Hwanung gave them a bundle of sacred mugwort and twenty cloves of garlic. He commanded them to eat only these bitter foods while remaining in the darkness of the cave, away from all sunlight, for one hundred days.
The tiger could not bear it. After a few days it fled into the forest. The bear persevered. Day after day she sat in darkness, eating nothing but mugwort and garlic. On the twenty-first day she emerged transformed into a woman. The people called her Ungnyeo, the Bear Woman.
Ungnyeo and Dangun
Ungnyeo was grateful for her human form but soon grew lonely. She returned to the sacred tree beneath which Hwanung had first descended and prayed to be blessed with a child.

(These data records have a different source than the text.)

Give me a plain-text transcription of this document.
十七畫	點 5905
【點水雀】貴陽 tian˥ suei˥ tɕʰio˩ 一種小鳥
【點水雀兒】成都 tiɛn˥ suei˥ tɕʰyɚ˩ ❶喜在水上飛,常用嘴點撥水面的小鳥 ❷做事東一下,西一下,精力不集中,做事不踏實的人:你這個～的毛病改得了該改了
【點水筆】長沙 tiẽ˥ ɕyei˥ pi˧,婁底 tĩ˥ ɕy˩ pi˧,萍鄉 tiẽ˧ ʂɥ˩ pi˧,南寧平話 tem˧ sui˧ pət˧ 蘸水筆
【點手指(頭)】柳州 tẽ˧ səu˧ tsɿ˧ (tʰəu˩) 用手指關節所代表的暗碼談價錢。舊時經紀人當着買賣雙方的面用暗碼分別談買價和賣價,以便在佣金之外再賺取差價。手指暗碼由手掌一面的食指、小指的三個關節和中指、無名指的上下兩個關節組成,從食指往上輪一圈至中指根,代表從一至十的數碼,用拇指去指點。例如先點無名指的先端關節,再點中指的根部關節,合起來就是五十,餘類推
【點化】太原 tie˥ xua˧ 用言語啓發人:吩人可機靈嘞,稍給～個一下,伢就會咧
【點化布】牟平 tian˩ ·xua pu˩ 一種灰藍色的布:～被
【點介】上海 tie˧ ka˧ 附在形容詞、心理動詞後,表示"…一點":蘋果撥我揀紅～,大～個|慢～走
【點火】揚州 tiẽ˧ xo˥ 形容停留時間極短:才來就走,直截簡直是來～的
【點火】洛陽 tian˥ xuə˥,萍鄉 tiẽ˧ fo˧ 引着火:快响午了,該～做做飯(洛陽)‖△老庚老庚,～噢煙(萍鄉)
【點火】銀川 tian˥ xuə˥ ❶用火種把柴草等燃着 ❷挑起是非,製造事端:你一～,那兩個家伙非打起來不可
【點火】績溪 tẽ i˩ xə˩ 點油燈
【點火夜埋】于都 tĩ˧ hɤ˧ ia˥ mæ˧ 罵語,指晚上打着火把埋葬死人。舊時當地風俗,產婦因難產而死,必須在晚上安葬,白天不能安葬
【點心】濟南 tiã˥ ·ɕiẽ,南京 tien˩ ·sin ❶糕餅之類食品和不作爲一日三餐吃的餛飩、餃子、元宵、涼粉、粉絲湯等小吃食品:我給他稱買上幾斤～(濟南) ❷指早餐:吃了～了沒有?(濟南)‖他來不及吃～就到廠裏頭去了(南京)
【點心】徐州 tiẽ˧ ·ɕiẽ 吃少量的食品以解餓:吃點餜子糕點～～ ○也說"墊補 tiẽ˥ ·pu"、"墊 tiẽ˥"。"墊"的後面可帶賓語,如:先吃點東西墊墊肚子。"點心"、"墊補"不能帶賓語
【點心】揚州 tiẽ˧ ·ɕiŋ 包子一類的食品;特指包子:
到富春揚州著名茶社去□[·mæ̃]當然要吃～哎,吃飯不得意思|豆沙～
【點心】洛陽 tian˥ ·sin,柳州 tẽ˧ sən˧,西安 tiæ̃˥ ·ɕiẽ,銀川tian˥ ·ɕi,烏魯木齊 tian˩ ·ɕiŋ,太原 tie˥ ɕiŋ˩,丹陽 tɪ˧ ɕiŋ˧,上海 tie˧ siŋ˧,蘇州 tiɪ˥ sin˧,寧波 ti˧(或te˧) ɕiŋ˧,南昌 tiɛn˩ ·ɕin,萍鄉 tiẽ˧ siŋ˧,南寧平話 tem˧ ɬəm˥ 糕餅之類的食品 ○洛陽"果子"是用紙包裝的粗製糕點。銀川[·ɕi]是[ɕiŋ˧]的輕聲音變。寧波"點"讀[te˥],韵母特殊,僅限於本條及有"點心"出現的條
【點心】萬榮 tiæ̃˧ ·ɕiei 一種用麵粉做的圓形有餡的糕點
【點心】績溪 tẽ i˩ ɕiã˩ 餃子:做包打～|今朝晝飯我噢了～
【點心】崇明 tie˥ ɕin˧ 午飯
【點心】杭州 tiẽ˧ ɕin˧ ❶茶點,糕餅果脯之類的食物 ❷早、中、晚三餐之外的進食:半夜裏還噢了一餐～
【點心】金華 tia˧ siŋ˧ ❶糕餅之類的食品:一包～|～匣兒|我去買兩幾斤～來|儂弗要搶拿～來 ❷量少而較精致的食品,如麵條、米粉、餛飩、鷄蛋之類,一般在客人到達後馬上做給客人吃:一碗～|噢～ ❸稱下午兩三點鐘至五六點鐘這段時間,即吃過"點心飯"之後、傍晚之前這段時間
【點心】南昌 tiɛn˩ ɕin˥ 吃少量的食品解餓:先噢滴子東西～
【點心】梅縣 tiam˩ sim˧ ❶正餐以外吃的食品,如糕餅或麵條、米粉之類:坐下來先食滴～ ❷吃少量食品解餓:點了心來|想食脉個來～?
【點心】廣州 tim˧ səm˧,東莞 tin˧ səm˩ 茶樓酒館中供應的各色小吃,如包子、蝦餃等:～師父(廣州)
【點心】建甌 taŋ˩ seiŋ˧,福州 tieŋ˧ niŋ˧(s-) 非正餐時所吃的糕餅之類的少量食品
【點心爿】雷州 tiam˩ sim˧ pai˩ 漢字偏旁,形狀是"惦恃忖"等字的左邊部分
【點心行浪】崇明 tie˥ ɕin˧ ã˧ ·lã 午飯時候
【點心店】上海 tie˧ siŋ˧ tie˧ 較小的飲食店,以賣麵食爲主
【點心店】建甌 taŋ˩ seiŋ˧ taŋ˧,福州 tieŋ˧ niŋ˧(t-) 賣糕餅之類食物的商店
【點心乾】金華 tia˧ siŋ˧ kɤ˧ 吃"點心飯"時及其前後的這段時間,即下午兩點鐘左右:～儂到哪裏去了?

Hwanung took Ungnyeo as his wife. She bore a son: Dangun Wanggeom. According to the Samguk Yusa, Dangun established Gojoseon, the first Korean kingdom, traditionally dated to 2333 BCE, with his capital at Asadal. After reigning for more than fifteen hundred years, he withdrew to Mount Taebaek and became a mountain god.
The Sacred Mountain
Mount Baekdu rises to 2,744 meters. The volcanic caldera lake at its summit, Cheonji, the Lake of Heaven, evokes the bridge Hwanung established between celestial and terrestrial realms. On Ganghwa Island, the Chamseongdan altar atop Mount Mani honors the lineage from Hwanin through Hwanung to Dangun. The Opening of Heaven Day, Gaecheonjeol, observed on the third of October as South Korea's National Foundation Day, commemorates the moment Hwanung descended.